The identification of patients who may benefit from anticoagulation is challenging and combining AHRE burden with CHA2DS2-VASC score has been suggested as an appropriate approach to stratify stroke risk. Patients with low CHA2DS2-VASC may benefit from anticoagulation if a single AHRE episode exceeds 24 hours; while for patients with a score >2 the anticoagulation could be appropriate start for AHRE lasting > 6 minutes[18,19].
Of note, initiation of anticoagulation was commonly adopted in the recent trials using insertable cardiac monitors, providing a promising methodology for atrial arrhythmias screening in patients without indication to permanent cardiac pacing-.
Several studies such as the ongoing ARTESiA (Apixaban for the Reduction of Thrombo-Embolism in Patients With Device-Detected Sub-Clinical Atrial Fibrillation) and NOAH-AFNET 6 (Non-vitamin K antagonist Oral anticoagulants in patients with Atrial High rate episodes) will help to elucidate the use of oral anticoagulation in patients with device-detected AHRE[23,24].
In this complicated scenario the role of RM for early detection of significant atrial arrhythmia is still to be explored and analyzed and it is extremely fascinating for its clinical implication since it may provide additional time to consider how to manage AHRE patients.

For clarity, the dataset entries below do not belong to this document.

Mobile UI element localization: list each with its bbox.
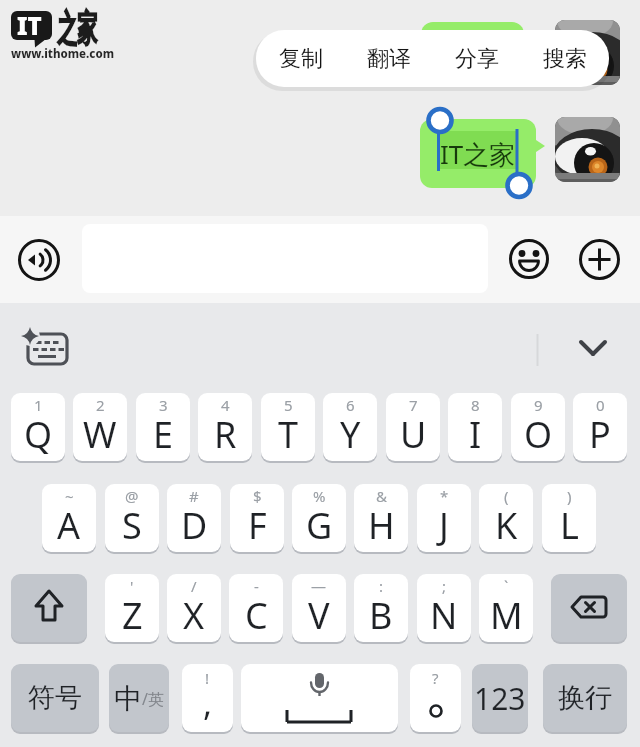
staticText: Y: [340, 410, 361, 459]
button[interactable]: —: [292, 574, 346, 642]
button[interactable]: 符号: [11, 664, 99, 732]
button[interactable]: [11, 574, 87, 642]
button[interactable]: !: [182, 664, 233, 732]
button[interactable]: 分享: [433, 30, 521, 87]
staticText: F: [248, 501, 267, 550]
staticText: Q: [24, 410, 53, 459]
staticText: N: [430, 591, 458, 640]
staticText: W: [83, 410, 117, 459]
button[interactable]: 搜索: [521, 30, 609, 87]
button[interactable]: ~: [42, 484, 96, 552]
button[interactable]: @: [105, 484, 159, 552]
staticText: 5: [284, 395, 293, 415]
staticText: 6: [346, 395, 355, 415]
button[interactable]: [551, 574, 627, 642]
staticText: J: [439, 501, 449, 550]
staticText: 符号: [28, 681, 82, 715]
button[interactable]: IT之家: [420, 119, 536, 188]
staticText: 分享: [455, 45, 499, 73]
button[interactable]: 换行: [543, 664, 627, 732]
button[interactable]: :: [354, 574, 408, 642]
staticText: P: [589, 410, 611, 459]
button[interactable]: 2: [73, 393, 127, 461]
button[interactable]: [18, 239, 60, 281]
button[interactable]: /: [167, 574, 221, 642]
staticText: -: [254, 576, 259, 596]
staticText: ': [130, 576, 134, 596]
staticText: www.ithome.com: [11, 46, 114, 62]
staticText: M: [490, 591, 523, 640]
staticText: U: [400, 410, 427, 459]
staticText: IT之家: [440, 136, 516, 172]
staticText: D: [181, 501, 208, 550]
staticText: ;: [442, 576, 447, 596]
button[interactable]: $: [230, 484, 284, 552]
button[interactable]: [241, 664, 398, 732]
staticText: A: [57, 501, 81, 550]
button[interactable]: 1: [11, 393, 65, 461]
staticText: 9: [534, 395, 543, 415]
button[interactable]: 翻译: [345, 30, 433, 87]
staticText: !: [205, 668, 210, 688]
button[interactable]: 3: [136, 393, 190, 461]
button[interactable]: ;: [417, 574, 471, 642]
button[interactable]: 8: [448, 393, 502, 461]
staticText: 0: [596, 395, 605, 415]
button[interactable]: 123: [472, 664, 528, 732]
button[interactable]: 7: [386, 393, 440, 461]
button[interactable]: -: [229, 574, 283, 642]
staticText: O: [524, 410, 553, 459]
button[interactable]: [20, 325, 72, 371]
staticText: B: [369, 591, 393, 640]
button[interactable]: ': [105, 574, 159, 642]
staticText: 搜索: [543, 45, 587, 73]
button[interactable]: [530, 330, 620, 370]
staticText: (: [504, 486, 509, 506]
staticText: R: [214, 410, 237, 459]
staticText: L: [560, 501, 579, 550]
staticText: $: [253, 486, 262, 506]
staticText: 中: [114, 681, 142, 716]
button[interactable]: 4: [198, 393, 252, 461]
button[interactable]: [579, 239, 620, 280]
staticText: ,: [203, 680, 213, 726]
button[interactable]: 9: [511, 393, 565, 461]
button[interactable]: (: [479, 484, 533, 552]
staticText: —: [311, 576, 327, 596]
button[interactable]: %: [292, 484, 346, 552]
button[interactable]: *: [417, 484, 471, 552]
button[interactable]: #: [167, 484, 221, 552]
staticText: IT: [17, 9, 42, 42]
staticText: K: [495, 501, 518, 550]
staticText: E: [153, 410, 174, 459]
staticText: :: [379, 576, 384, 596]
staticText: ): [567, 486, 572, 506]
button[interactable]: 中: [109, 664, 169, 732]
staticText: 复制: [279, 45, 323, 73]
button[interactable]: &: [354, 484, 408, 552]
staticText: T: [278, 410, 299, 459]
staticText: /英: [142, 688, 164, 710]
staticText: Z: [122, 591, 143, 640]
staticText: 8: [471, 395, 480, 415]
button[interactable]: ?: [410, 664, 461, 732]
button[interactable]: [555, 117, 620, 182]
button[interactable]: `: [479, 574, 533, 642]
staticText: 3: [159, 395, 168, 415]
button[interactable]: [555, 20, 620, 85]
button[interactable]: ): [542, 484, 596, 552]
staticText: V: [308, 591, 330, 640]
staticText: 4: [221, 395, 230, 415]
button[interactable]: 复制: [256, 30, 345, 87]
button[interactable]: 6: [323, 393, 377, 461]
staticText: &: [376, 486, 387, 506]
staticText: %: [313, 486, 326, 506]
staticText: C: [245, 591, 268, 640]
staticText: 7: [409, 395, 418, 415]
button[interactable]: 0: [573, 393, 627, 461]
button[interactable]: [509, 239, 549, 279]
button[interactable]: 5: [261, 393, 315, 461]
staticText: S: [122, 501, 142, 550]
staticText: X: [183, 591, 205, 640]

An accurate comparison of the delay of significant AHRE detection with standard in-hospital visit with respect to RM should be the first step towards a definite assessment of clinical impact of RM in stroke prevention.
In conclusion, the ongoing RAPID study will provide additional information on the role of RM in the management of AHRE detected in pacemaker patients without documented atrial arrhythmia history in ordinary clinical practice.